According to the new RBI norms, MFIs will have capital adequacy of 12 per cent immediately and 15 per cent by April 2010 if they are to continue legally.
This means that most MFIs have to raise enough funds to achieve such a balance to maintain higher capital-to-risk-assets ratio (CRAR).
MFIs say they would be forced to increase interest rates if they are to be sustainable.
Says Suresh Krishna, MD of Grameen Kuta based in Karnataka: “As there is a 20 per cent rise in overall costs, thanks to CRAR increase, we are heading towards an increase in our interest rates too.
It is also leading to commercialisation of microfinance, which again makes it an expensive exercise and leads to higher rates.”
The MFIs are forced to approach private investors to raise funds for capital adequacy. Krishna says the RBI norms would push MFIs to adapt themselves in a commercial mould and hence charge commercial rates which is unfair to the poor.
But for most MFIs, the immediate solution is to offload portions of their portfolio to willing banks and thus reduce their burden of raising funds.
“When we need 15 per cent more funds than we have, the option is to double investments as well as do off-balance sheet transaction or selling parts of our portfolio to banks,” says Krishna.
Grameen Kuta has been in talks with ABN Amro, Axis Bank, Citibank and Standard Chartered Bank to sell its portfolio.
P N Vasudevan of Equitas, an MFI based in Chennai, says that since it started as a non-banking finance company (NBFC), it was targeting a capital adequacy of 12 to 15 per cent though it was expected to have only 10 per cent.
Equitas, which has a portfolio of Rs 70 crore, caters to about 60,000 urban poor borrowers.
However, Vasudevan questions the need to increase capital adequacy for MFIs.
“Normally for companies which are into risky lending, it is always good to have higher capital adequacy. However, MFIs are not into such risky business and their loans are generally very small. Hence for MFIs increasing from the current 10 to 12 per cent might have been adequate than 15 per cent,” he says.
Meanwhile, SKS, another microfinance institutions with 1.7 million borrowers, says it will not increase interest rates in the next six months. While it charges 12.5 per cent in Orissa, Andhra Pradesh and Karnataka, it already charges 15 per cent in rest of the country.

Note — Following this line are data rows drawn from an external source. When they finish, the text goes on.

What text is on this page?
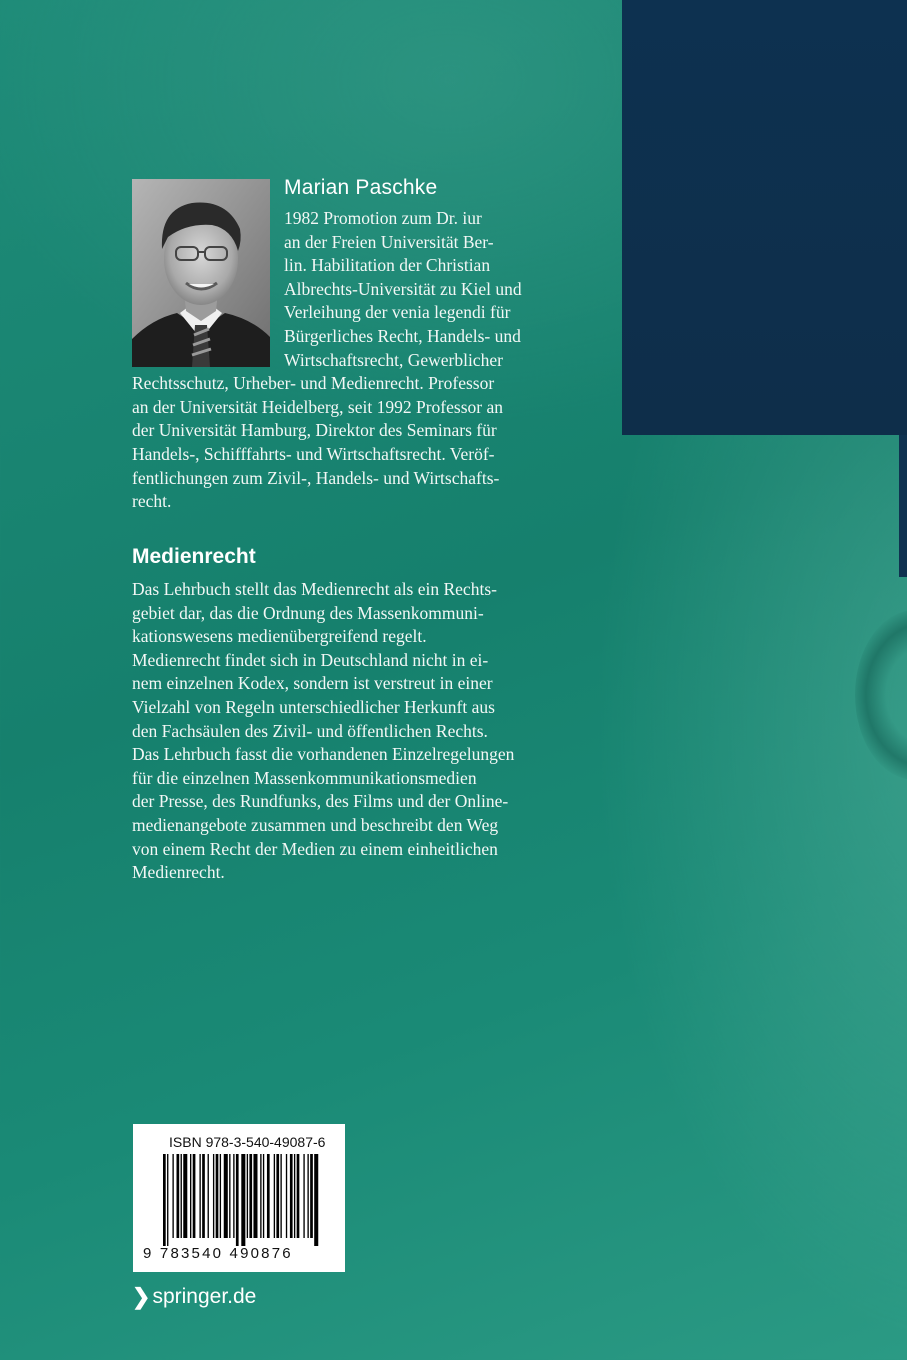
Marian Paschke
1982 Promotion zum Dr. iur
an der Freien Universität Ber-
lin. Habilitation der Christian
Albrechts-Universität zu Kiel und
Verleihung der venia legendi für
Bürgerliches Recht, Handels- und
Wirtschaftsrecht, Gewerblicher
Rechtsschutz, Urheber- und Medienrecht. Professor
an der Universität Heidelberg, seit 1992 Professor an
der Universität Hamburg, Direktor des Seminars für
Handels-, Schifffahrts- und Wirtschaftsrecht. Veröf-
fentlichungen zum Zivil-, Handels- und Wirtschafts-
recht.
Medienrecht
Das Lehrbuch stellt das Medienrecht als ein Rechts-
gebiet dar, das die Ordnung des Massenkommuni-
kationswesens medienübergreifend regelt.
Medienrecht findet sich in Deutschland nicht in ei-
nem einzelnen Kodex, sondern ist verstreut in einer
Vielzahl von Regeln unterschiedlicher Herkunft aus
den Fachsäulen des Zivil- und öffentlichen Rechts.
Das Lehrbuch fasst die vorhandenen Einzelregelungen
für die einzelnen Massenkommunikationsmedien
der Presse, des Rundfunks, des Films und der Online-
medienangebote zusammen und beschreibt den Weg
von einem Recht der Medien zu einem einheitlichen
Medienrecht.
ISBN 978-3-540-49087-6
9 783540 490876
❯ springer.de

Sitaram Rao, an expert on microfinance and consultant for SKS, says the margin for most MFIs is as little as 1.5 to 2 per cent. “They (MFIs) can take the blow for another six-seven months, hoping that things will improve after that,” says Rao.
Chandrasekhar Ghosh, MD of Bandhan, another MFI, said every MFI is waiting for the other to increase rates.
Bandhan had reduced interest rates from 15 to 12.5 per cent two years ago and feels it can go back to the original now, if pushed to the corner.